The documentary is about pornography, but it's mainly about the politics of sex.
"Sex is politics, especially when it comes to America.
"Inside Deep Throat is about that very unique period of time in America in the late 60s and early 70s where genuine liberal ideology existed. For a minute it seemed like everything was going to change."
America has been reacting to that moment ever since, he says.
"It created a huge backlash across the board - political, conservative and puritanical."
Deep Throat may have marked the birth of the modern porn industry, but it killed the chic and artistic adult filmmaking of the time.
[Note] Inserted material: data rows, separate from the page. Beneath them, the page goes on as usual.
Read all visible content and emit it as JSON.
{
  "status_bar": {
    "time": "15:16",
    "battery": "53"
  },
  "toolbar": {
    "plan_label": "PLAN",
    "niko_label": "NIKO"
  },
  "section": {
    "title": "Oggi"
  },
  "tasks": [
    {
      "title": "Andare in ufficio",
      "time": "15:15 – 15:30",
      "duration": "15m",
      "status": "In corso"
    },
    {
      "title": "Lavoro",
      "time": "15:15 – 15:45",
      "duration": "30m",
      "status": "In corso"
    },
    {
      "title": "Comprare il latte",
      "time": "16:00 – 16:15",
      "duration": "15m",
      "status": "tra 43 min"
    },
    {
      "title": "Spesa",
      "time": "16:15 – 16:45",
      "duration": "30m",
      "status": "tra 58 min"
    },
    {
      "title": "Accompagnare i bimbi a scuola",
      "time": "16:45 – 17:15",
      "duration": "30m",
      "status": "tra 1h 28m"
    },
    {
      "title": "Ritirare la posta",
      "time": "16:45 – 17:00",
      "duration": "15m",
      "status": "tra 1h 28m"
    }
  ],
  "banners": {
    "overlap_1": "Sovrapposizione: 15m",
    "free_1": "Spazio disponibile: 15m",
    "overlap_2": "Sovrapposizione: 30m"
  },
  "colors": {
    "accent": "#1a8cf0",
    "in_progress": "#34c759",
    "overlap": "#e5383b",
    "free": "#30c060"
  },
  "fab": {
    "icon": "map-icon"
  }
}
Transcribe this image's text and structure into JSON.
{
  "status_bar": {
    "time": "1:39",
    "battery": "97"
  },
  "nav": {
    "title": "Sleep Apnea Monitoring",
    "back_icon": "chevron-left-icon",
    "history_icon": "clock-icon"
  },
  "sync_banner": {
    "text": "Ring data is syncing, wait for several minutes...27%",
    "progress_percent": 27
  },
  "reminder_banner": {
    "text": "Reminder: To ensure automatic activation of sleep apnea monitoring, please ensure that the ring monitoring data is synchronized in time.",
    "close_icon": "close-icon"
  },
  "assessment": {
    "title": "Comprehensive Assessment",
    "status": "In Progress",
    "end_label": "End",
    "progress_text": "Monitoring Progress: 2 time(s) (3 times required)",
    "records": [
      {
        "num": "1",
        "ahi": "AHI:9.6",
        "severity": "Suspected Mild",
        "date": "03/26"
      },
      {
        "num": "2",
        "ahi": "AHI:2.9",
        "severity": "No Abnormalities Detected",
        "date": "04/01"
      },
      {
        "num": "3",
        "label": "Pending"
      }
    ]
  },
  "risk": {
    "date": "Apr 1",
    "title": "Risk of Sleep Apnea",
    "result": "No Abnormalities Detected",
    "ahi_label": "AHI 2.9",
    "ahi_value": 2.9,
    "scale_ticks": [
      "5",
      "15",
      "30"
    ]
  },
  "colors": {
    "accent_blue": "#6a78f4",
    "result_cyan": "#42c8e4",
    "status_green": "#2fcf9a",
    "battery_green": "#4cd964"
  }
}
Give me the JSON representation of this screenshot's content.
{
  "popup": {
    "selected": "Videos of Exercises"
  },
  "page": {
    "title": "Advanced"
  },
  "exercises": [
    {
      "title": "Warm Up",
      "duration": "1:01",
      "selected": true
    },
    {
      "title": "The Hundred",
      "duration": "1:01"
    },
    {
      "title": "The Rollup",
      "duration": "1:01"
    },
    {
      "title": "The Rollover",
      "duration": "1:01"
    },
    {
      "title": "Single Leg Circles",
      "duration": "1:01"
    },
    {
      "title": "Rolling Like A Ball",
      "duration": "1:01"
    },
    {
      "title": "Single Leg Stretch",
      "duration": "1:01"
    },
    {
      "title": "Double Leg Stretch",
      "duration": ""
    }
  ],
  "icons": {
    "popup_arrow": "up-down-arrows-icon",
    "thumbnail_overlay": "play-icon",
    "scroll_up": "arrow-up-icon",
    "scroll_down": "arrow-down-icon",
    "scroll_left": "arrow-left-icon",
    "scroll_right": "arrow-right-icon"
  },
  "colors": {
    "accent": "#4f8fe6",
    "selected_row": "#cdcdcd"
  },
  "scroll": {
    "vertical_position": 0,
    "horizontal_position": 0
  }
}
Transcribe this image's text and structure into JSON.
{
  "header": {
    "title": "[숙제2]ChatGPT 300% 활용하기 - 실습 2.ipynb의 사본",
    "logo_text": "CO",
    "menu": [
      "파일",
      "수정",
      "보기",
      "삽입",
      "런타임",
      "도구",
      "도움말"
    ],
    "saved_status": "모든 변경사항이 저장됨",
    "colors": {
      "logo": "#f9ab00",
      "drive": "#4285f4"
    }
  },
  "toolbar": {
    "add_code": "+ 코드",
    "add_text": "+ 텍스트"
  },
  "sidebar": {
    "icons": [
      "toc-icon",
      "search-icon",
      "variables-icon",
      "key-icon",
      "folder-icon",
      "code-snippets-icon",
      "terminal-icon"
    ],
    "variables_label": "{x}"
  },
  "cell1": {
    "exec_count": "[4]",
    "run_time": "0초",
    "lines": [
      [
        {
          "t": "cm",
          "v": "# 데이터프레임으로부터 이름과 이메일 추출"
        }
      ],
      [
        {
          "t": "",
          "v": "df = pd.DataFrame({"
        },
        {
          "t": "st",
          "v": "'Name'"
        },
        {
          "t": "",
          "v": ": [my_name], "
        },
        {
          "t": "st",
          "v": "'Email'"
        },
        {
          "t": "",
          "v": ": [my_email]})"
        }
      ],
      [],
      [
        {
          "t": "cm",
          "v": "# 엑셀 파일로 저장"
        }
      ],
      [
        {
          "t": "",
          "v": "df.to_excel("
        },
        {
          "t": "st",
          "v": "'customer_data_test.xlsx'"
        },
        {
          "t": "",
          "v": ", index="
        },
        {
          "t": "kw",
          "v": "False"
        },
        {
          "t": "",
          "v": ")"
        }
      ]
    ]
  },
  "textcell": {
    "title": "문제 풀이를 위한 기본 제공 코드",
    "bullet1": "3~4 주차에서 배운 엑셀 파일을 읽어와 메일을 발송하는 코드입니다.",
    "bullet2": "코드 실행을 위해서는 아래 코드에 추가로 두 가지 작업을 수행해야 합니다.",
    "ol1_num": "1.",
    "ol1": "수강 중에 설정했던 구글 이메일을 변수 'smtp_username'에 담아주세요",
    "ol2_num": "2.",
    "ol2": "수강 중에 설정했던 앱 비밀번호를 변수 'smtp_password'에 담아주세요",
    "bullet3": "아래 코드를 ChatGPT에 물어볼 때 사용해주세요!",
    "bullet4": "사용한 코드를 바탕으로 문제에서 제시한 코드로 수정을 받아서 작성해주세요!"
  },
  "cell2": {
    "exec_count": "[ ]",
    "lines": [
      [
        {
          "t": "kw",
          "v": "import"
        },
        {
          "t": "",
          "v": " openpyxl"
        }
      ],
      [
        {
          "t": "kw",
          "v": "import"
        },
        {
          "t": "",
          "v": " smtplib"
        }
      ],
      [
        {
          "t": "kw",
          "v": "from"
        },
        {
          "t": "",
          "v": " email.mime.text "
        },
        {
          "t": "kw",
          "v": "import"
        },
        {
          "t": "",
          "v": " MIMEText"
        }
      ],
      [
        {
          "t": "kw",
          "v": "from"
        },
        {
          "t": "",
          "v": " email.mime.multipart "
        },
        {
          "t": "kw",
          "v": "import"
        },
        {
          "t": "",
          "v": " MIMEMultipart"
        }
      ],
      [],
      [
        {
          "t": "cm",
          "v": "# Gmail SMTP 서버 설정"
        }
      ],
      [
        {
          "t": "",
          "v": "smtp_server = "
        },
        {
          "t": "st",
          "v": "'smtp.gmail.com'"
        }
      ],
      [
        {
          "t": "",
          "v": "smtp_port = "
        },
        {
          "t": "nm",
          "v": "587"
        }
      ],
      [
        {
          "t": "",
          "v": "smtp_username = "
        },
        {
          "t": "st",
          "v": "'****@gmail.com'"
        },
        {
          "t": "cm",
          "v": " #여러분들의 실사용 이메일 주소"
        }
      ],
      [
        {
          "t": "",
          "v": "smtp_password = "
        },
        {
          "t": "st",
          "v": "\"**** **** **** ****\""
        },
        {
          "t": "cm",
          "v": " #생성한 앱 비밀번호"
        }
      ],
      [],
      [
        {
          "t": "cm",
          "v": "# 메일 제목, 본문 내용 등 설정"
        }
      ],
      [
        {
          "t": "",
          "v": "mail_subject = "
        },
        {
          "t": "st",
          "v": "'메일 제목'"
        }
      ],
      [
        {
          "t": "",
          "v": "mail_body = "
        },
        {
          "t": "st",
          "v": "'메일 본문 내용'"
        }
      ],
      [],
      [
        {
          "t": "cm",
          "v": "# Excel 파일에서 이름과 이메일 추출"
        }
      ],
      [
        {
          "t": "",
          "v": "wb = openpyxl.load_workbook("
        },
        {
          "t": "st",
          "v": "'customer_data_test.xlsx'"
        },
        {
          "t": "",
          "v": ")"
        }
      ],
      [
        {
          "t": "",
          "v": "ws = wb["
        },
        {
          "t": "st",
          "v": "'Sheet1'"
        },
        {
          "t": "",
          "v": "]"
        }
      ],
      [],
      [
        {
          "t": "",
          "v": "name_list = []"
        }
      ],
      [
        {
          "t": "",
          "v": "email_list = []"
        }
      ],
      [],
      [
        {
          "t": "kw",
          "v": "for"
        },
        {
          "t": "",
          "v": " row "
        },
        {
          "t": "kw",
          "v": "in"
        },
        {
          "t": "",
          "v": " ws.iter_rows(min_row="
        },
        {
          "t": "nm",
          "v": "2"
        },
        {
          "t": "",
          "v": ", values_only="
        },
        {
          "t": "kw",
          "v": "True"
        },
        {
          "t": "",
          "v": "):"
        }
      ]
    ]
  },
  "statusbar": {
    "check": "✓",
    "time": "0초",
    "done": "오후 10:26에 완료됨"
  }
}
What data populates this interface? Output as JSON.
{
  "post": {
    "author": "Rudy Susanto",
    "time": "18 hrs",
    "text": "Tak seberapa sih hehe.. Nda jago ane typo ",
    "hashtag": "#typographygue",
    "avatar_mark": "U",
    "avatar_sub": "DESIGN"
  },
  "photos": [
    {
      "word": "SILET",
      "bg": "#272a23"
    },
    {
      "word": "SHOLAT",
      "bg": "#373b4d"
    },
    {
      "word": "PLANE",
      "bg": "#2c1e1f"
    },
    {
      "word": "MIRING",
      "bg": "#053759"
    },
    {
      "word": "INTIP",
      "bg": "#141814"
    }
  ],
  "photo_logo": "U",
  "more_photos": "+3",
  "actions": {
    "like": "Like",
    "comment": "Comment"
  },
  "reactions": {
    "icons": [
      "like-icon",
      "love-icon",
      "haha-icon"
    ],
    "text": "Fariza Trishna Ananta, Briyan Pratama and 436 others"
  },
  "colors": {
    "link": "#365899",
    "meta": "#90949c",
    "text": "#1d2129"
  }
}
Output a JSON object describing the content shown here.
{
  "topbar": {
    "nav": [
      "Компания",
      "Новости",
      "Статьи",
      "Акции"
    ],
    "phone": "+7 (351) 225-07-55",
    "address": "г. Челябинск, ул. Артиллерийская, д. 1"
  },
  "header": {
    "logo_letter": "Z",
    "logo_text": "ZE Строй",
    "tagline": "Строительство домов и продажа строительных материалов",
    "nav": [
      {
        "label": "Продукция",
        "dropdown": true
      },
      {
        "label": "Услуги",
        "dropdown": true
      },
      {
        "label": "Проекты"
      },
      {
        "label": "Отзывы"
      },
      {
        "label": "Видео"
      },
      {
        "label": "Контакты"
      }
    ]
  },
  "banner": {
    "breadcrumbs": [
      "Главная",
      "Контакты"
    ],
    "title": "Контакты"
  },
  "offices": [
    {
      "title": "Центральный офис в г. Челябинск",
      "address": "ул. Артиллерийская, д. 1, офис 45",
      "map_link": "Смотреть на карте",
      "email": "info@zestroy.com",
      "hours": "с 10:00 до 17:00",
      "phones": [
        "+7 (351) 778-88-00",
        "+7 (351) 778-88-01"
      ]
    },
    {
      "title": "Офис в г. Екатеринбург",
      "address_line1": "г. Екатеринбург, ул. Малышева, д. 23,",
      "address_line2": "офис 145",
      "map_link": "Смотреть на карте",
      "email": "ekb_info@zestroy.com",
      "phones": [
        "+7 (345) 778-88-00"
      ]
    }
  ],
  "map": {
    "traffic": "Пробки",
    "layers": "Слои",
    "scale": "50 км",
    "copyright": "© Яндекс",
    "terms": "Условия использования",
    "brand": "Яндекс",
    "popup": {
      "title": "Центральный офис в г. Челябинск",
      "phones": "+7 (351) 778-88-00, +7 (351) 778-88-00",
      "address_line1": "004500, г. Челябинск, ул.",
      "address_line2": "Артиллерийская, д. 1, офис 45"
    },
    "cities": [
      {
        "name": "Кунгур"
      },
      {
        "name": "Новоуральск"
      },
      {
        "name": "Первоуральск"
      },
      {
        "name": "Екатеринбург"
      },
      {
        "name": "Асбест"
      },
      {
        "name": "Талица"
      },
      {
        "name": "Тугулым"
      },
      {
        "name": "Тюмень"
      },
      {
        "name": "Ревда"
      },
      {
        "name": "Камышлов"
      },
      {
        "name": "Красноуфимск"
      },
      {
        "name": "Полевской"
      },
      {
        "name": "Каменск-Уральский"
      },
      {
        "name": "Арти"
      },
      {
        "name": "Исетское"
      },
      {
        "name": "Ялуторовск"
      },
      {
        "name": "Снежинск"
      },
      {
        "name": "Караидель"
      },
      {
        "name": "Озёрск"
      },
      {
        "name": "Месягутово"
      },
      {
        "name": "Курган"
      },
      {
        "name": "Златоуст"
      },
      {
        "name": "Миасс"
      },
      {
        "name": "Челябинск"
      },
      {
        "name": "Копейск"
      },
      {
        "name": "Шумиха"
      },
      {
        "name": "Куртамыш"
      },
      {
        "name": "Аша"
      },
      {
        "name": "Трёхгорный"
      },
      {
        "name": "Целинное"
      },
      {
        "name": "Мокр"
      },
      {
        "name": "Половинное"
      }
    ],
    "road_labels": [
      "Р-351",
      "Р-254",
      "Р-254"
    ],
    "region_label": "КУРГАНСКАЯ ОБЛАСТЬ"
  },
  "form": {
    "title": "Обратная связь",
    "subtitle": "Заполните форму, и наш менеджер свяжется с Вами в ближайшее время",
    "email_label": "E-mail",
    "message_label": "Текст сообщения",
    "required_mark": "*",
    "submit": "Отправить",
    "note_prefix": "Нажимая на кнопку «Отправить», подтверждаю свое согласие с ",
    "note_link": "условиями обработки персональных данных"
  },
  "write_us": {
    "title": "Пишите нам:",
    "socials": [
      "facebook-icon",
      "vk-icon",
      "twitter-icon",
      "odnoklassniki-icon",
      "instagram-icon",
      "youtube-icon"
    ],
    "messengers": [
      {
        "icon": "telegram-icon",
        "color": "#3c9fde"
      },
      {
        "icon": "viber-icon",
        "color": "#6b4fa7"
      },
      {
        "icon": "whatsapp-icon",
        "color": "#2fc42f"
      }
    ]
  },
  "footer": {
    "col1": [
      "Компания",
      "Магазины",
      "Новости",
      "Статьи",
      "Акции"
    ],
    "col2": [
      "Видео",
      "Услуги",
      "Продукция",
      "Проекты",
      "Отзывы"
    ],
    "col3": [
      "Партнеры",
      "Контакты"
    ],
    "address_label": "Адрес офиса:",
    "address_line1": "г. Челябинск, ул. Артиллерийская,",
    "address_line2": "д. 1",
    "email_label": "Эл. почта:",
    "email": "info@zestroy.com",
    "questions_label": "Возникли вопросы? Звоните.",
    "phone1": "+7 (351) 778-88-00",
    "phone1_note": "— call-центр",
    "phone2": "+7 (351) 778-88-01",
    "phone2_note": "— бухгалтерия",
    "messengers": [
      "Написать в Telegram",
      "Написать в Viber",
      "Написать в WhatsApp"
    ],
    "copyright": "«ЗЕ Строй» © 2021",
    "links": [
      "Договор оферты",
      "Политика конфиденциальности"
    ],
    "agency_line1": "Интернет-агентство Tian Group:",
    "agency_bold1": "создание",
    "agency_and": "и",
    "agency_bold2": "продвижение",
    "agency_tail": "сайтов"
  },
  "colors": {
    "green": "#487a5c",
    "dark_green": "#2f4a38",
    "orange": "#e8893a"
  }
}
"The huge commercial success of Deep Throat helped people realise that porno and sex was a big cash machine."
Asked if he thinks porn will ever return as an art form, Barbato replies: "Never ever. It's sad.
"Sex is fine as long as everyone is making money and it's not 'out there'. People in America only feel comfortable with sex as something to sell products or to get off on. But sex as a natural part of our lives - it's bizarre to Americans."
Deep Throat director Gerard Damiano created the film around the particular ability of Linda Lovelace; the late Linda Boreman who died penniless three years ago at the age of 53 after being injured in a car accident.
Was there any debate whether to show her talent?
"There was no debate, we were always going to show it. That's the name of the movie, we had to show it."
America is becoming more conservative, Barbato says, pointing to fuss over singer Janet Jackson's nipple being shown on television in a so-called "wardrobe malfunction".
"The entire political structure of our country, and the political powers that be, would have to be completely toppled for us to have a comfortable ideology towards sex.
"And frankly I don't think it's ever going to happen, at least not in my lifetime."
* Inside Deep Throat (R18) is screening at Rialto theatres in Christchurch on July 31 at 7.45pm and August 1 at 8.45pm; Palmerston North on August 15 at 8pm and Hamilton on August 21 at 8.30pm and August 22 at 8.15pm.